Utilizing Light As A Design Element

Light has a significant impact on the way we perceive a room. A brightly lit room with long light panels reminds us of a doctor’s office or an office. Sconce lighting is more reminiscent of hallways and bathrooms. Pendant lighting is often used by restaurants to set an exotic, intimate, or opulent mood. All these forms of lighting have their place in home design as well. Jeni Madden, an interior design consultant, explained, “A well designed room will have layers of light to create different moods throughout the day or night, from bright general lighting to pools of light.”

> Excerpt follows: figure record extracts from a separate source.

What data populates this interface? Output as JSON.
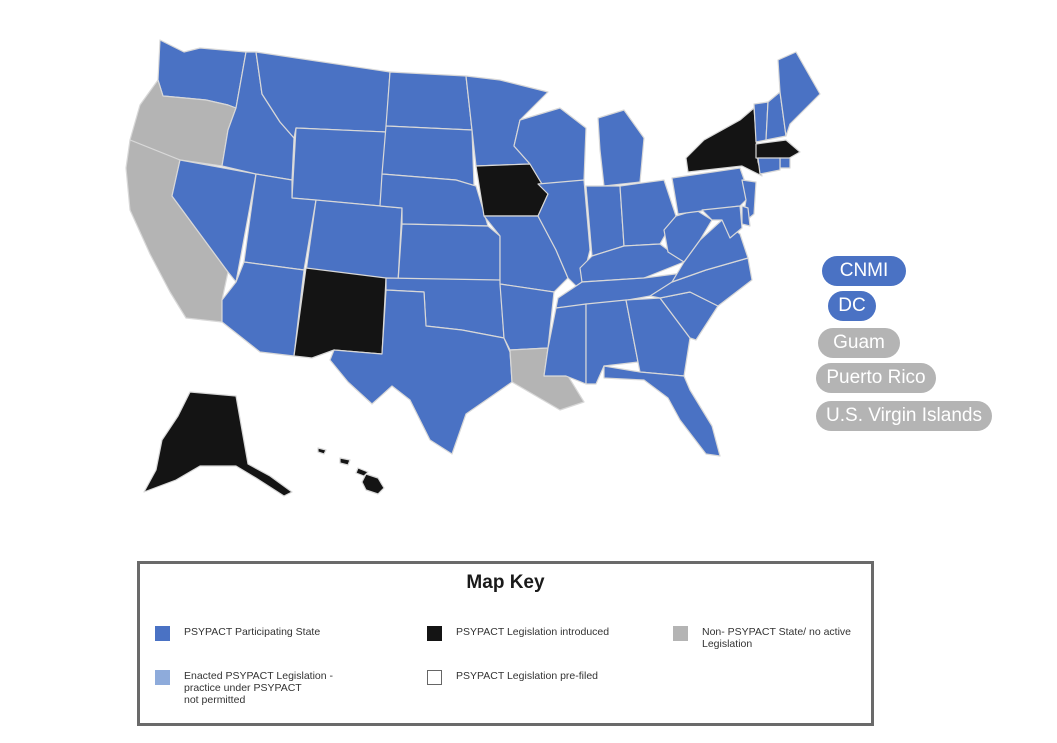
{
  "colors": {
    "participating": "#4a72c4",
    "enacted_not_permitted": "#8eabdb",
    "introduced": "#141414",
    "prefiled": "#ffffff",
    "non_psypact": "#b4b4b4"
  },
  "territories": [
    {
      "label": "CNMI",
      "status": "participating"
    },
    {
      "label": "DC",
      "status": "participating"
    },
    {
      "label": "Guam",
      "status": "non_psypact"
    },
    {
      "label": "Puerto Rico",
      "status": "non_psypact"
    },
    {
      "label": "U.S. Virgin Islands",
      "status": "non_psypact"
    }
  ],
  "map_key": {
    "title": "Map Key",
    "items": [
      {
        "status": "participating",
        "label": "PSYPACT Participating State"
      },
      {
        "status": "introduced",
        "label": "PSYPACT Legislation introduced"
      },
      {
        "status": "non_psypact",
        "label": "Non- PSYPACT State/ no active\nLegislation"
      },
      {
        "status": "enacted_not_permitted",
        "label": "Enacted  PSYPACT Legislation -\npractice under PSYPACT\nnot permitted"
      },
      {
        "status": "prefiled",
        "label": "PSYPACT Legislation pre-filed"
      }
    ]
  },
  "states": [
    {
      "name": "WA",
      "status": "participating"
    },
    {
      "name": "OR",
      "status": "non_psypact"
    },
    {
      "name": "CA",
      "status": "non_psypact"
    },
    {
      "name": "NV",
      "status": "participating"
    },
    {
      "name": "ID",
      "status": "participating"
    },
    {
      "name": "MT",
      "status": "participating"
    },
    {
      "name": "WY",
      "status": "participating"
    },
    {
      "name": "UT",
      "status": "participating"
    },
    {
      "name": "AZ",
      "status": "participating"
    },
    {
      "name": "CO",
      "status": "participating"
    },
    {
      "name": "NM",
      "status": "introduced"
    },
    {
      "name": "ND",
      "status": "participating"
    },
    {
      "name": "SD",
      "status": "participating"
    },
    {
      "name": "NE",
      "status": "participating"
    },
    {
      "name": "KS",
      "status": "participating"
    },
    {
      "name": "OK",
      "status": "participating"
    },
    {
      "name": "TX",
      "status": "participating"
    },
    {
      "name": "MN",
      "status": "participating"
    },
    {
      "name": "IA",
      "status": "introduced"
    },
    {
      "name": "MO",
      "status": "participating"
    },
    {
      "name": "AR",
      "status": "participating"
    },
    {
      "name": "LA",
      "status": "non_psypact"
    },
    {
      "name": "WI",
      "status": "participating"
    },
    {
      "name": "IL",
      "status": "participating"
    },
    {
      "name": "MI",
      "status": "participating"
    },
    {
      "name": "IN",
      "status": "participating"
    },
    {
      "name": "OH",
      "status": "participating"
    },
    {
      "name": "KY",
      "status": "participating"
    },
    {
      "name": "TN",
      "status": "participating"
    },
    {
      "name": "MS",
      "status": "participating"
    },
    {
      "name": "AL",
      "status": "participating"
    },
    {
      "name": "GA",
      "status": "participating"
    },
    {
      "name": "FL",
      "status": "participating"
    },
    {
      "name": "SC",
      "status": "participating"
    },
    {
      "name": "NC",
      "status": "participating"
    },
    {
      "name": "VA",
      "status": "participating"
    },
    {
      "name": "WV",
      "status": "participating"
    },
    {
      "name": "PA",
      "status": "participating"
    },
    {
      "name": "NY",
      "status": "introduced"
    },
    {
      "name": "VT",
      "status": "participating"
    },
    {
      "name": "NH",
      "status": "participating"
    },
    {
      "name": "ME",
      "status": "participating"
    },
    {
      "name": "MA",
      "status": "introduced"
    },
    {
      "name": "RI",
      "status": "participating"
    },
    {
      "name": "CT",
      "status": "participating"
    },
    {
      "name": "NJ",
      "status": "participating"
    },
    {
      "name": "DE",
      "status": "participating"
    },
    {
      "name": "MD",
      "status": "participating"
    },
    {
      "name": "AK",
      "status": "introduced"
    },
    {
      "name": "HI",
      "status": "introduced"
    }
  ]
}
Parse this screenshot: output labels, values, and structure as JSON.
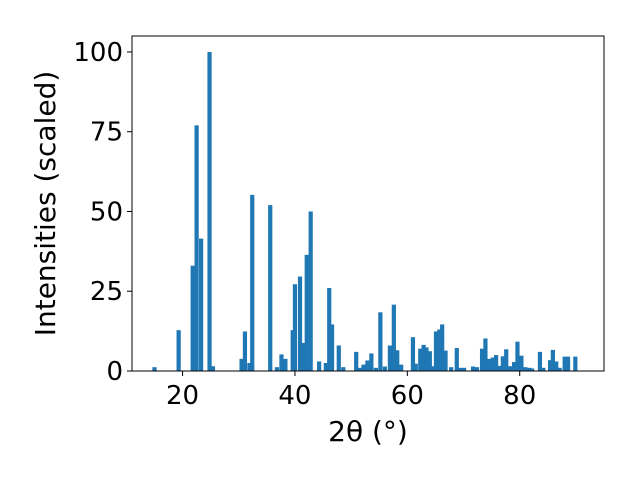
{
  "chart_data": {
    "type": "bar",
    "xlabel": "2θ (°)",
    "ylabel": "Intensities (scaled)",
    "xlim": [
      11,
      95
    ],
    "ylim": [
      0,
      105
    ],
    "xticks": [
      20,
      40,
      60,
      80
    ],
    "yticks": [
      0,
      25,
      50,
      75,
      100
    ],
    "bar_color": "#1f77b4",
    "grid": false,
    "points": [
      [
        15.0,
        1.2
      ],
      [
        19.3,
        12.8
      ],
      [
        21.8,
        33.0
      ],
      [
        22.5,
        77.0
      ],
      [
        23.3,
        41.5
      ],
      [
        24.8,
        100.0
      ],
      [
        25.4,
        1.5
      ],
      [
        30.5,
        3.8
      ],
      [
        31.1,
        12.4
      ],
      [
        31.9,
        2.5
      ],
      [
        32.4,
        55.2
      ],
      [
        35.6,
        52.0
      ],
      [
        36.8,
        1.2
      ],
      [
        37.6,
        5.2
      ],
      [
        38.3,
        3.8
      ],
      [
        39.6,
        12.8
      ],
      [
        40.0,
        27.2
      ],
      [
        40.9,
        29.6
      ],
      [
        41.5,
        8.8
      ],
      [
        42.1,
        36.4
      ],
      [
        42.8,
        50.0
      ],
      [
        44.3,
        3.0
      ],
      [
        45.5,
        2.5
      ],
      [
        46.1,
        26.0
      ],
      [
        46.6,
        14.6
      ],
      [
        47.8,
        8.0
      ],
      [
        48.6,
        1.2
      ],
      [
        50.9,
        6.0
      ],
      [
        51.5,
        1.0
      ],
      [
        52.2,
        2.0
      ],
      [
        52.9,
        3.3
      ],
      [
        53.6,
        5.5
      ],
      [
        54.4,
        1.0
      ],
      [
        55.2,
        18.4
      ],
      [
        56.0,
        1.4
      ],
      [
        56.9,
        8.0
      ],
      [
        57.6,
        20.8
      ],
      [
        58.2,
        6.5
      ],
      [
        58.9,
        2.0
      ],
      [
        61.0,
        10.6
      ],
      [
        61.5,
        2.3
      ],
      [
        62.3,
        7.0
      ],
      [
        62.9,
        8.2
      ],
      [
        63.4,
        7.4
      ],
      [
        64.0,
        6.2
      ],
      [
        64.6,
        1.5
      ],
      [
        65.1,
        12.4
      ],
      [
        65.7,
        13.0
      ],
      [
        66.2,
        14.6
      ],
      [
        66.8,
        6.4
      ],
      [
        67.8,
        1.2
      ],
      [
        68.8,
        7.2
      ],
      [
        69.5,
        1.0
      ],
      [
        70.1,
        1.0
      ],
      [
        71.7,
        1.4
      ],
      [
        72.4,
        1.2
      ],
      [
        73.3,
        7.0
      ],
      [
        73.9,
        10.2
      ],
      [
        74.5,
        3.8
      ],
      [
        75.2,
        4.2
      ],
      [
        75.8,
        5.0
      ],
      [
        76.4,
        1.6
      ],
      [
        77.0,
        4.6
      ],
      [
        77.6,
        6.8
      ],
      [
        78.3,
        1.5
      ],
      [
        79.0,
        2.8
      ],
      [
        79.6,
        9.2
      ],
      [
        80.3,
        4.8
      ],
      [
        81.0,
        1.2
      ],
      [
        81.7,
        1.0
      ],
      [
        82.2,
        0.8
      ],
      [
        83.6,
        6.0
      ],
      [
        84.2,
        1.0
      ],
      [
        85.4,
        3.4
      ],
      [
        85.9,
        6.6
      ],
      [
        86.5,
        3.0
      ],
      [
        87.1,
        1.0
      ],
      [
        88.0,
        4.5
      ],
      [
        88.6,
        4.5
      ],
      [
        89.9,
        4.5
      ]
    ]
  }
}
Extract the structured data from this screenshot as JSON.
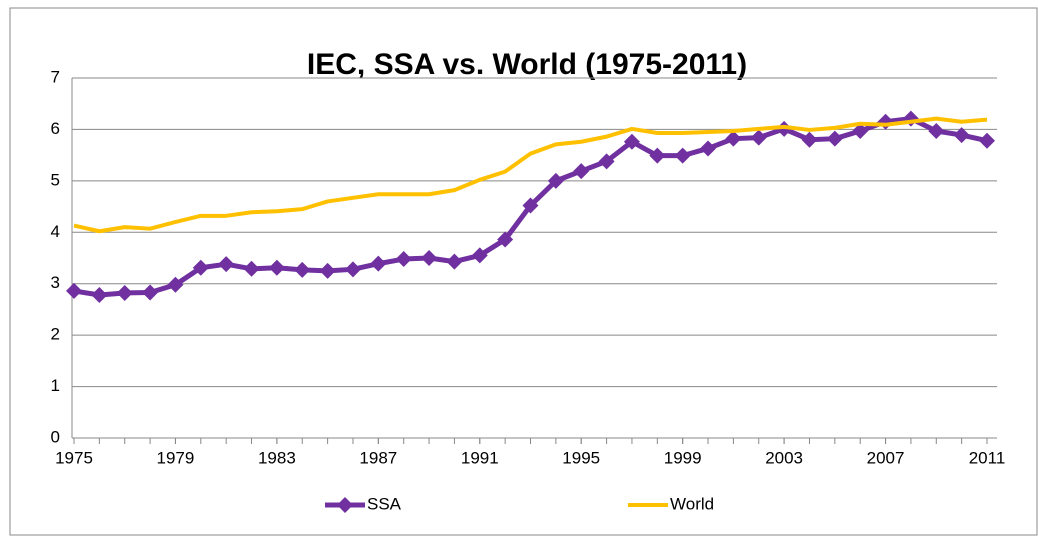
{
  "chart_data": {
    "type": "line",
    "title": "IEC, SSA vs. World (1975-2011)",
    "x": [
      1975,
      1976,
      1977,
      1978,
      1979,
      1980,
      1981,
      1982,
      1983,
      1984,
      1985,
      1986,
      1987,
      1988,
      1989,
      1990,
      1991,
      1992,
      1993,
      1994,
      1995,
      1996,
      1997,
      1998,
      1999,
      2000,
      2001,
      2002,
      2003,
      2004,
      2005,
      2006,
      2007,
      2008,
      2009,
      2010,
      2011
    ],
    "series": [
      {
        "name": "SSA",
        "color": "#7030a0",
        "marker": "diamond",
        "values": [
          2.86,
          2.78,
          2.82,
          2.83,
          2.98,
          3.31,
          3.38,
          3.29,
          3.31,
          3.27,
          3.25,
          3.28,
          3.39,
          3.48,
          3.5,
          3.43,
          3.55,
          3.86,
          4.52,
          5.0,
          5.19,
          5.38,
          5.76,
          5.49,
          5.49,
          5.63,
          5.82,
          5.84,
          6.01,
          5.8,
          5.82,
          5.97,
          6.15,
          6.21,
          5.97,
          5.89,
          5.78
        ]
      },
      {
        "name": "World",
        "color": "#ffc000",
        "values": [
          4.13,
          4.02,
          4.1,
          4.07,
          4.2,
          4.32,
          4.32,
          4.39,
          4.41,
          4.45,
          4.6,
          4.67,
          4.74,
          4.74,
          4.74,
          4.82,
          5.02,
          5.18,
          5.53,
          5.71,
          5.76,
          5.86,
          6.01,
          5.93,
          5.93,
          5.95,
          5.97,
          6.01,
          6.05,
          5.99,
          6.03,
          6.11,
          6.09,
          6.15,
          6.21,
          6.15,
          6.19
        ]
      }
    ],
    "xlim": [
      1975,
      2011
    ],
    "xticks": [
      1975,
      1979,
      1983,
      1987,
      1991,
      1995,
      1999,
      2003,
      2007,
      2011
    ],
    "ylim": [
      0,
      7
    ],
    "yticks": [
      0,
      1,
      2,
      3,
      4,
      5,
      6,
      7
    ],
    "grid": true,
    "legend": "bottom"
  }
}
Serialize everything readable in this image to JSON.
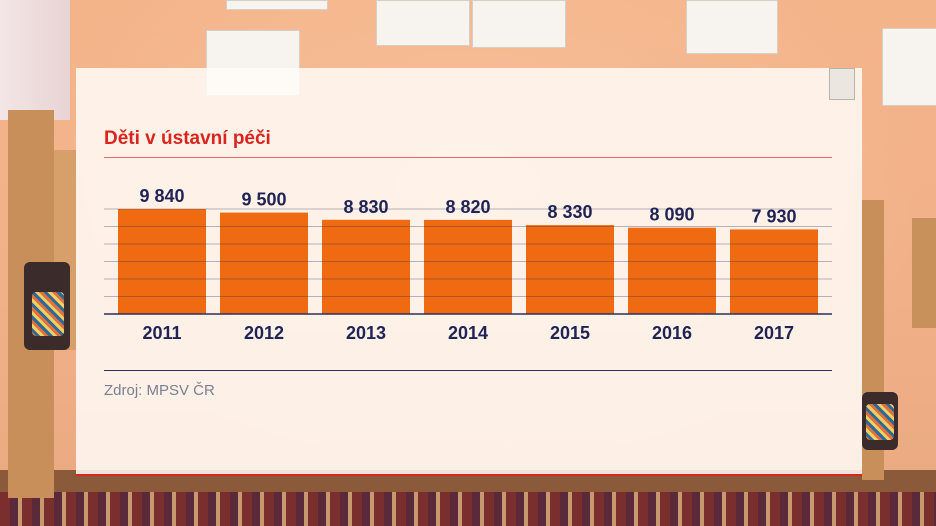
{
  "chart_data": {
    "type": "bar",
    "title": "Děti v ústavní péči",
    "categories": [
      "2011",
      "2012",
      "2013",
      "2014",
      "2015",
      "2016",
      "2017"
    ],
    "values": [
      9840,
      9500,
      8830,
      8820,
      8330,
      8090,
      7930
    ],
    "value_labels": [
      "9 840",
      "9 500",
      "8 830",
      "8 820",
      "8 330",
      "8 090",
      "7 930"
    ],
    "source": "Zdroj: MPSV ČR",
    "grid": true,
    "bar_color": "#ef6a10",
    "gridline_color": "#2b2f5e",
    "label_color": "#1f2356",
    "accent_color": "#d9251d"
  }
}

Thus, lighting should not be disregarded as second tier after floor materials or paint. It’s just as integral to the home atmosphere as a piece of artwork or a window. Relying too heavily on the generic dome lights used so frequently in the 80s and 90s creates generic homes with dull, flat light and little visual interest. Madden had several ideas for homeowners interested in making the most of their lighting decisions.

Using Downlighting

“Downlights,” Madden explained, “are particularly useful in kitchens and bathrooms. . . . Advances in technology are now making these much more affordable and they can be specified in warm white or extra warm white to give a consistent light to rival halogens.” Halogens, of course, are those industrial-looking lights of old that created a well-spread, if bland, light. Such lights are useful in rooms where color is important—as in kitchens where cooking is done or bathrooms where makeup is applied. LED lights, a not-so-new but still underrated option for homeowners interested in cutting their electricity bill, can be used in these fixtures.

When To Use Chandeliers

Chandeliers can be great accent or statement pieces, but only when they’re used correctly. They tend to create very bright lighting conditions, sometimes with overlapping shadow and light layers. It’s attractive as an entryway decor piece, but it can play havoc with your eyes during dinner parties. Avoid this effect by having a dimmer switch installed so you can set the mood for every occasion.
Employing directional lighting

Madden said the direction you point your light can have a big difference on how effective it is. She said, “A spotlight will give a directional light . . . whilst a conical shade on a table lamp will direct more light downwards creating a diffused light and a more moody feeling. Similarly, a long-armed floor lamp will be perfect to direct light over a sofa for reading but a tripod drum shade will send light upwards and downwards creating an accent light.”